Using rich evidence from the Iberian Peninsula, Alfred Hirt addresses the question of what mining did for the economic and social integration of peripheral regions into the Roman Empire

With the expansion of its empire from the early second century BCE to third century CE, Rome increasingly gained possession of important metal resources. Modern historians have mostly focused on the value of these mines and metals for the Roman state and the role of administrative and legal institutions in shaping this economic sector. The impact of mines and mining on peripheral regions of the Roman Empire, however, has been largely ignored, although extractive ventures play an important part in the development of remote areas in comparable settings of later periods (e.g. ‘New Spain’/Mexico in the sixteenth century CE).

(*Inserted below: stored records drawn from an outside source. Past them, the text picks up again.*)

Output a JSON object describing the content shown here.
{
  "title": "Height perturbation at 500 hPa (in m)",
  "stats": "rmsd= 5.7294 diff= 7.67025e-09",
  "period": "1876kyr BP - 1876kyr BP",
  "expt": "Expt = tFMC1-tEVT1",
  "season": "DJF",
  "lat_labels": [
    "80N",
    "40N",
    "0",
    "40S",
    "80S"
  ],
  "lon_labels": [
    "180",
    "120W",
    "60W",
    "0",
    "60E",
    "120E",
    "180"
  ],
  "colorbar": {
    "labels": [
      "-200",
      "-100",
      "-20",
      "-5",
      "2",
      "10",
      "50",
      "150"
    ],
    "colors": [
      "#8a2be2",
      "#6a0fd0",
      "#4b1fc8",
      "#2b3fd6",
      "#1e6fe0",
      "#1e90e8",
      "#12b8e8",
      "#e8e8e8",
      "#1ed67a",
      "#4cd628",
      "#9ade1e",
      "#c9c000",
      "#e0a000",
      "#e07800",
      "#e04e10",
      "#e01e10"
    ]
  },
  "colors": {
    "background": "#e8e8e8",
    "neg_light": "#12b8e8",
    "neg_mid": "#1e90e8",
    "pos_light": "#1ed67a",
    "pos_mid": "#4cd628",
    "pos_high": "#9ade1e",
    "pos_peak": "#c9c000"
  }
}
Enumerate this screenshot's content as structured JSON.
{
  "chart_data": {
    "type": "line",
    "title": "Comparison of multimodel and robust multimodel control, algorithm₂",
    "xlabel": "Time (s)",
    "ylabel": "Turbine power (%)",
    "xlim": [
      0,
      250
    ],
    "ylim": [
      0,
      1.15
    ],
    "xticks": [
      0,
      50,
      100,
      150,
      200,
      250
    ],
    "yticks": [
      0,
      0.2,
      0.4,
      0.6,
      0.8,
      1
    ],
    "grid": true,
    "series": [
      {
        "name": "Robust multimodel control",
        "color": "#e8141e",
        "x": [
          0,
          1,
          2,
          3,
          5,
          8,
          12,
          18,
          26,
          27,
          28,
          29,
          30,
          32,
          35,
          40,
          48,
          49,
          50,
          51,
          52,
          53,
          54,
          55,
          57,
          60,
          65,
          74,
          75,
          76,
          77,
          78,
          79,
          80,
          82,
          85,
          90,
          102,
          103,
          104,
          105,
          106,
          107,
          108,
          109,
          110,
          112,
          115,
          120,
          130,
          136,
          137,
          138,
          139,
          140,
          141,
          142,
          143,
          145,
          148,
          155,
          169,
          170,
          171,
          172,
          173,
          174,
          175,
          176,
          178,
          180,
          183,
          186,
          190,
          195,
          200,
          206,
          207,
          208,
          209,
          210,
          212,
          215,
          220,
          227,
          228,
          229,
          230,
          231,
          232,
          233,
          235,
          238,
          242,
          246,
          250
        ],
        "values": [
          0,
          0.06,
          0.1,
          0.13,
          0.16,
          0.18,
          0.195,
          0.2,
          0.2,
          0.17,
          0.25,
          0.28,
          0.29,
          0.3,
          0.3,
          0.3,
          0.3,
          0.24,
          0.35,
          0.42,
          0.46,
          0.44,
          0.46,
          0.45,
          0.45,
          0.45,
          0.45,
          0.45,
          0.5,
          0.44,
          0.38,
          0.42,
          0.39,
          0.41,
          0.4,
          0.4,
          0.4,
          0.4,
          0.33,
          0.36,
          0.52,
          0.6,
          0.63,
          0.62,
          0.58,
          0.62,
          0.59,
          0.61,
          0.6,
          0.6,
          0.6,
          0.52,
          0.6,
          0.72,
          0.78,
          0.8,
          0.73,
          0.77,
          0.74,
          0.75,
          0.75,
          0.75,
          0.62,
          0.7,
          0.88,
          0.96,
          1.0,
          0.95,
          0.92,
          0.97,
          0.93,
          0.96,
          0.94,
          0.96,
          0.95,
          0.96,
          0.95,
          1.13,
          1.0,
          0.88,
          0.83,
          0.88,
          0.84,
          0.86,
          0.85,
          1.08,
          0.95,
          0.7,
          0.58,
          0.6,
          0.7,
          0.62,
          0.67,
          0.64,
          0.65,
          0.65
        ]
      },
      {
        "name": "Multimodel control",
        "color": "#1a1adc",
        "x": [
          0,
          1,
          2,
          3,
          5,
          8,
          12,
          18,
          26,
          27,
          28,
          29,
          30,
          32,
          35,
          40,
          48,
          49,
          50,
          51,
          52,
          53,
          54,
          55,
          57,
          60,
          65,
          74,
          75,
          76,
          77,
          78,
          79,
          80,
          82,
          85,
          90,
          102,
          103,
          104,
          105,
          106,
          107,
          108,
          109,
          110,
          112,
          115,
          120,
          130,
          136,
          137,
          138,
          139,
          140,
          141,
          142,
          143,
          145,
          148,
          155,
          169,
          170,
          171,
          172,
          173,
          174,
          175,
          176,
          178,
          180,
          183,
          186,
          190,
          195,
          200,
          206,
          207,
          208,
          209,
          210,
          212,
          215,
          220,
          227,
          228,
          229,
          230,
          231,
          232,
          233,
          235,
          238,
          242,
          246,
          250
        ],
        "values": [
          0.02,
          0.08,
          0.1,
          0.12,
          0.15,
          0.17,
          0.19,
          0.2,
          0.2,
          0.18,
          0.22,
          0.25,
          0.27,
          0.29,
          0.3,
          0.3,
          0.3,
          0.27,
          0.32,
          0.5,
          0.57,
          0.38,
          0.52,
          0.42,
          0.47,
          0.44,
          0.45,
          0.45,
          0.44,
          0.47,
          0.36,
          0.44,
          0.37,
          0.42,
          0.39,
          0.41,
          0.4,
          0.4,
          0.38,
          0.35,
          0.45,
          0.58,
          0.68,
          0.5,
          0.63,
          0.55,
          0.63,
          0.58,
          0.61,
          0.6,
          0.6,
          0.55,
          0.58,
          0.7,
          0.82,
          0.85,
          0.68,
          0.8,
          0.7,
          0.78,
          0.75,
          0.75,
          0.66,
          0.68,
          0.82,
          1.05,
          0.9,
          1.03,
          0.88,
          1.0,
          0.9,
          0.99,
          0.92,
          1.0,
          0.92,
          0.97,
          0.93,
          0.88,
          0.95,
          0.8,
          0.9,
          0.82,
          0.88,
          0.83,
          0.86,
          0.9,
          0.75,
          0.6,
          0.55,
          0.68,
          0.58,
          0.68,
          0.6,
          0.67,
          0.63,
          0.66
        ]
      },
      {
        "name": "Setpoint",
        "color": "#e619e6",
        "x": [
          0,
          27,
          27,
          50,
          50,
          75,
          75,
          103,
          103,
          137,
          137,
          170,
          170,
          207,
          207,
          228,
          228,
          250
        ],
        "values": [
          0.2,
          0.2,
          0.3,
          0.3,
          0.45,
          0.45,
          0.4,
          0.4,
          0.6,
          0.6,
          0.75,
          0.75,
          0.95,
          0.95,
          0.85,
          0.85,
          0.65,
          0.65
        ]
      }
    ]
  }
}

For the Roman Empire the question, therefore, is what mines and mining did for the economic development of peripheral regions and for their social and cultural integration into the Roman Empire. The archaeological and epigraphic data (i.e. inscriptions on objects and monuments), less so the literary texts of Roman antiquity, present multiple avenues to address this question. It has been argued, for example, that mining drove changes in settlement location and density in some peripheral regions; whether this observation still holds true given the recent increase in evidence requires further examination. Similarly, the hypothesis that mining communities (more than others) were places of high economic and social interaction, providing markets for local produce (grain, timber, wood, etc.) and thus furthered the economic integration of a remote region into the Roman Empire requires substantiation. And who drove these developments, took on the economic risk and invested their capital and labour in mining operations? The role of Roman and Italian immigrants to the provinces and of local/regional miners in exploiting these sources calls for a re-evaluation.
Spain and Portugal offer the most abundant set of epigraphic and archaeological evidence and provide an ideal basis for a case study. The varied nature of the evidence, moreover, calls for a collaborative and multidisciplinary approach which draws on the expertise of my Spanish colleagues at the Consejo Superior de Investigaciones Scientificas (CSIC) in Madrid, who are at the cutting edge of the exploration of Roman mining landscapes on the Iberian Peninsula. With the generous support of the Leverhulme Trust I will be spending six months in 2022 in Madrid to explore underdeveloped lines of inquiry through discussions and workshops with my colleagues there and to flesh out a grant proposal for a collaborative project.